GENEVA: A record 68.5 million people have been displaced from their homes due to war, violence and persecution, notably in places like Myanmar and Syria, the UN said on Tuesday.

By the end of 2017, the number was nearly three million higher than the previous year and showed a 50-percent increase from the 42.7 million uprooted from their homes a decade ago, according to a report by the UN refugee agency.

The current figure is equivalent to the entire population of Thailand, and the number of people forcibly displaced equates to one in every 110 persons worldwide, it said.

“We are at a watershed, where success in managing forced displacement globally requires a new and far more comprehensive approach so that countries and communities aren’t left dealing with this alone,” said UN High Commissioner for Refugees Filippo Grandi.

But around 70 percent of that number are people from just 10 countries, he told reporters in Geneva ahead of the report’s launch.

The report showed that 16.2 million people were freshly displaced last year, and included those forced to flee for the first time as well as those who had been previously displaced.

This equates to some 44,500 people being pushed out of their homes every day — or one person every two seconds, UNHCR said.
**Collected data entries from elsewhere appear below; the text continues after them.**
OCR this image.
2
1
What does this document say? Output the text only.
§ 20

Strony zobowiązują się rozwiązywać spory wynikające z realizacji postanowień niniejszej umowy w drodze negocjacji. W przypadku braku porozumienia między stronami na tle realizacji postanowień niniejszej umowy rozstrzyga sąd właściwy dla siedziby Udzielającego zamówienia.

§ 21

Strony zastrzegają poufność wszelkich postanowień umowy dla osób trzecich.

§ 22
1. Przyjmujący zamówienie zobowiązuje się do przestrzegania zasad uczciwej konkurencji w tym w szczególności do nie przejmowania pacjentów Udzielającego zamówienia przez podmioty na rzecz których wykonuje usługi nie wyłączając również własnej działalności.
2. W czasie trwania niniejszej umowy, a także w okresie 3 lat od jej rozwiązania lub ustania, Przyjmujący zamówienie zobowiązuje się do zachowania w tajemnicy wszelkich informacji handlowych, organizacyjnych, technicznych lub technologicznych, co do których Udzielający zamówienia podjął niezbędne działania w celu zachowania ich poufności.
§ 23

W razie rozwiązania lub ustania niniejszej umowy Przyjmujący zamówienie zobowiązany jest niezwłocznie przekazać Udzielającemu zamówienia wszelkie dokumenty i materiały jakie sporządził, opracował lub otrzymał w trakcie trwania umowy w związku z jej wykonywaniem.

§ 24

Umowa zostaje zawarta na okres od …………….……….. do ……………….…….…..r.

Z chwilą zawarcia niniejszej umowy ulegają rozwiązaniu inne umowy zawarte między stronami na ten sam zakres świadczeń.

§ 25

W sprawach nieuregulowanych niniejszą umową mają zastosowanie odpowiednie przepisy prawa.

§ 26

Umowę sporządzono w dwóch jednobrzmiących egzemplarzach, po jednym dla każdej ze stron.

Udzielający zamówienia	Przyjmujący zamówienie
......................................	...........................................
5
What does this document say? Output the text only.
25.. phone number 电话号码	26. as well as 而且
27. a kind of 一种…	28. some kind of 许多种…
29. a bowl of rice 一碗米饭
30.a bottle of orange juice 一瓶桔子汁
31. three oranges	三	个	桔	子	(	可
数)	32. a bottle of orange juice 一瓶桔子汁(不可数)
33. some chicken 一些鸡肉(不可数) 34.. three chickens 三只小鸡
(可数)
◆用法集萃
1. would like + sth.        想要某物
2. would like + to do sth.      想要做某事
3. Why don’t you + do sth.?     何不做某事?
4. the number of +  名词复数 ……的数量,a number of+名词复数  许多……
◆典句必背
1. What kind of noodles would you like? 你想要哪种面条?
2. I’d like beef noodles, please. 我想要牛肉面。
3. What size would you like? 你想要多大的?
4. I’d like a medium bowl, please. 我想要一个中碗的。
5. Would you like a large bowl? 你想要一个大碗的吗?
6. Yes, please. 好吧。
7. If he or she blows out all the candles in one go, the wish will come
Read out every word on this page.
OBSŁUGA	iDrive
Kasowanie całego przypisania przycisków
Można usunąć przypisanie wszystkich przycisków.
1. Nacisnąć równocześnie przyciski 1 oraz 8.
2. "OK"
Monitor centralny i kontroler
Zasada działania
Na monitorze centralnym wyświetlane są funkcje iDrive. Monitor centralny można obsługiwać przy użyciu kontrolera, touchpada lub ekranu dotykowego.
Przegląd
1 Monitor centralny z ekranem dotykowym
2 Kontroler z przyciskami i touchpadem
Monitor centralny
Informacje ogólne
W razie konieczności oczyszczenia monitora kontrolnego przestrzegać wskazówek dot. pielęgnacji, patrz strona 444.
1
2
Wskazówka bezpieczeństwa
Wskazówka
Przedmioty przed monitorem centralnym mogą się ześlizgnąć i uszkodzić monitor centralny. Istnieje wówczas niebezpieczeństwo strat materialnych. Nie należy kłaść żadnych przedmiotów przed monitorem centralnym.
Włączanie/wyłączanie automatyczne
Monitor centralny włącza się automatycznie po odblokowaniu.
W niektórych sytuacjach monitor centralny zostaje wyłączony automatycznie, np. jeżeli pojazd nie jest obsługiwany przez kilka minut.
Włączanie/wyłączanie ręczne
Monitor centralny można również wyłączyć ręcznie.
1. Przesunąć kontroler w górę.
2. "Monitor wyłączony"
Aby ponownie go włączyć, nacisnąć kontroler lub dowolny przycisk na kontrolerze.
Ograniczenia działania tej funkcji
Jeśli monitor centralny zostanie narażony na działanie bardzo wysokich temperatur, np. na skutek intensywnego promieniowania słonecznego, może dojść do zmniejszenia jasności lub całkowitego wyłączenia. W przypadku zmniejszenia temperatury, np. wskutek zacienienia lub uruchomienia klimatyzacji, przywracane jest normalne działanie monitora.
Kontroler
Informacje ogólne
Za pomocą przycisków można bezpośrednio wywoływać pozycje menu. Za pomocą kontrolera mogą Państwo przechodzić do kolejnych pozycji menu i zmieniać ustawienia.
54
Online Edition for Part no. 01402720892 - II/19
Most people flee within their own country, and are defined as internally displaced people, or IDPs.

By the end of 2017, there were some 40 million IDPs worldwide, down slightly from previous years, with Colombia, Syria and Democratic Republic of Congo accounting for the greatest numbers.

Another 25.4 million people — more than half of them children — were registered as refugees last year.

Syria’s seven-year conflict alone had, by the end of last year, pushed more than 6.3 million people out of the country, accounting for nearly one-third of the global refugee population.

Another 6.2 million Syrians are internally displaced.

The second largest refugee-producing country in 2017 was Afghanistan, whose refugee population grew by five percent during the year to 2.6 million people.

Refugees from Myanmar more than doubled last year to 1.2 million, as a brutal army crackdown forced hundreds of thousands of Rohingya Muslims to pour across the border into Bangladesh.

Despite the focus on migrant numbers arriving in Europe and the United States, a full 85 percent of refugees are living in low- and middle-income countries like Lebanon, Pakistan and Uganda, Grandi said.

Turkey was hosting by far the largest number of refugees, with 3.5 million registered there by the end of 2017, most of them Syrians.